# Human multivitamins used for mice



## Le Necrophagist (May 27, 2009)

Would it be okay to supplement a mouses diet every couple days with ground up multivitamin for humans? For awhile I have been feeding ground up oats, flax seed, and the multivitamin on top of their other food which is usually dog food, or a store bought mix. They seem to enjoy it and I've read a few articles regarding mice and some vitamins stating for a fact they increase the mouses quality of life.


----------



## Loganberry (Oct 24, 2008)

Rather than that, which might mean overdosing them, mix a little bit of cereal for humans, like cornflakes, in with their food. Our breakfast cereals are fortified with vits, but mice can't eat so much of it they OD.


----------



## Le Necrophagist (May 27, 2009)

You're right I could do that. In fact, after I run out of this mix I've already got I will get some cereal for them. They really enjoy the mix and seem more active after eating it.
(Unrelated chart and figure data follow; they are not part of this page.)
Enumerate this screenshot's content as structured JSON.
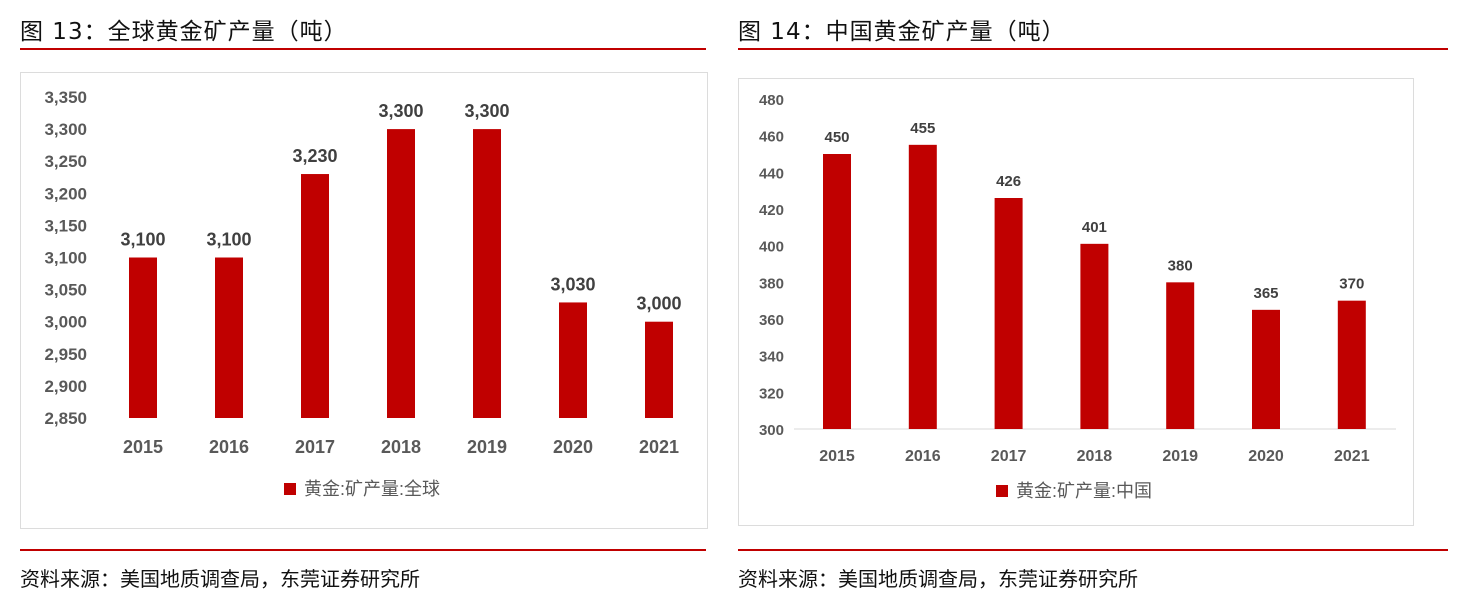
{
  "charts": [
    {
      "figure_title": "图 13：全球黄金矿产量（吨）",
      "source": "资料来源：美国地质调查局，东莞证券研究所"
    },
    {
      "figure_title": "图 14：中国黄金矿产量（吨）",
      "source": "资料来源：美国地质调查局，东莞证券研究所"
    }
  ],
  "chart_data": [
    {
      "type": "bar",
      "title": "",
      "categories": [
        "2015",
        "2016",
        "2017",
        "2018",
        "2019",
        "2020",
        "2021"
      ],
      "series": [
        {
          "name": "黄金:矿产量:全球",
          "values": [
            3100,
            3100,
            3230,
            3300,
            3300,
            3030,
            3000
          ]
        }
      ],
      "data_labels": [
        "3,100",
        "3,100",
        "3,230",
        "3,300",
        "3,300",
        "3,030",
        "3,000"
      ],
      "ylim": [
        2850,
        3350
      ],
      "yticks": [
        "2,850",
        "2,900",
        "2,950",
        "3,000",
        "3,050",
        "3,100",
        "3,150",
        "3,200",
        "3,250",
        "3,300",
        "3,350"
      ],
      "grid": false,
      "legend": "bottom",
      "color": "#c00000"
    },
    {
      "type": "bar",
      "title": "",
      "categories": [
        "2015",
        "2016",
        "2017",
        "2018",
        "2019",
        "2020",
        "2021"
      ],
      "series": [
        {
          "name": "黄金:矿产量:中国",
          "values": [
            450,
            455,
            426,
            401,
            380,
            365,
            370
          ]
        }
      ],
      "data_labels": [
        "450",
        "455",
        "426",
        "401",
        "380",
        "365",
        "370"
      ],
      "ylim": [
        300,
        480
      ],
      "yticks": [
        "300",
        "320",
        "340",
        "360",
        "380",
        "400",
        "420",
        "440",
        "460",
        "480"
      ],
      "grid": false,
      "legend": "bottom",
      "color": "#c00000"
    }
  ]
}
Thanks!


----------



## Loganberry (Oct 24, 2008)

PS Also, should have said before, just be careful of giving them cereal with too much sugar - try cornflakes and bran flakes, just a small amount added to their regular mix.


----------



## Le Necrophagist (May 27, 2009)

Loganberry said:


> PS Also, should have said before, just be careful of giving them cereal with too much sugar - try cornflakes and bran flakes, just a small amount added to their regular mix.


I already made plans to use sugarless cereal


----------